As per the report, initial disclosures about the vulnerabilities were made to select large customers that included U.S. companies such as Microsoft and Amazon, but also foreign companies such as ARM Holdings in the U.K., along with Lenovo and Alibaba in China.
Due to the severity of the flaws, Intel’s decision to warn select customers in advance, and leaving out the U.S. Government, has been met with concerns of the information being misused. The report states that, while there is no certain proof, sources believe it is possible that the Chinese government was aware of the communications between Intel and the Chinese tech giants, as such communications are routinely monitored by the authorities. However, an Alibaba spokesperson declined the speculation that any information was shared with the authorities. The other companies reportedly did not share information with the U.S. Government owing to a non-disclosure agreement.

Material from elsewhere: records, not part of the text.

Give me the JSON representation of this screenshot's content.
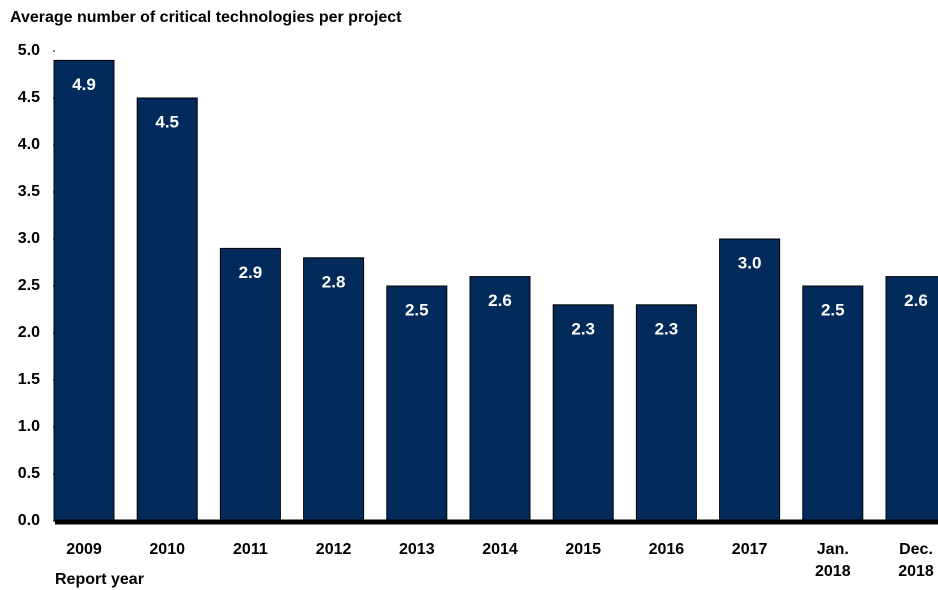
{
  "chart_data": {
    "type": "bar",
    "y_label": "Average number of critical technologies per project",
    "x_label": "Report year",
    "categories": [
      "2009",
      "2010",
      "2011",
      "2012",
      "2013",
      "2014",
      "2015",
      "2016",
      "2017",
      "Jan. 2018",
      "Dec. 2018"
    ],
    "values": [
      4.9,
      4.5,
      2.9,
      2.8,
      2.5,
      2.6,
      2.3,
      2.3,
      3.0,
      2.5,
      2.6
    ],
    "value_labels": [
      "4.9",
      "4.5",
      "2.9",
      "2.8",
      "2.5",
      "2.6",
      "2.3",
      "2.3",
      "3.0",
      "2.5",
      "2.6"
    ],
    "color": "#022a5a",
    "ylim": [
      0,
      5
    ],
    "yticks": [
      {
        "value": 0,
        "label": "0.0"
      },
      {
        "value": 0.5,
        "label": "0.5"
      },
      {
        "value": 1,
        "label": "1.0"
      },
      {
        "value": 1.5,
        "label": "1.5"
      },
      {
        "value": 2,
        "label": "2.0"
      },
      {
        "value": 2.5,
        "label": "2.5"
      },
      {
        "value": 3,
        "label": "3.0"
      },
      {
        "value": 3.5,
        "label": "3.5"
      },
      {
        "value": 4,
        "label": "4.0"
      },
      {
        "value": 4.5,
        "label": "4.5"
      },
      {
        "value": 5,
        "label": "5.0"
      }
    ],
    "grid": false
  }
}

An official at the Department of Homeland Security said that the staffers learned of the flaws on January 3 from news reports and not from Intel in advance, explainingthe hastily-provided mitigation for the problem. The United States Computer Emergency Readiness Team (US-CERT), an organization within the Department of Homeland Security’s National Protection and Programs Directorate, is often informed of such discoveries, which then handles how the information is addressed. White House cyber security coordinator Rob Joyce tweeted earlier this monthrevealing that the NSA wasn't privy to the information as well.
Intel’s decision to warn its large customers meant that those companies had more time to plan mitigation and patching strategies. However, Intel's patches and fixes themselves have had problems, forcing the company to halt their rollout. Microsoft pushed out emergency updates to disable patches that were negatively impacting stability as well. Smaller partners have been impacted adversely, as they are still working to get fixes out for their customers.
According to the report, an Intel spokesperson declined to list the companies that were informed before the scheduled announcement, however, noted that the company couldn't inform all the intended parties - including the U.S. Government - as the news was revealed earlier than planned. Intel’s disclosure policy has already been questioned by the U.S. Congress and the company is being sued for the processor vulnerabilities.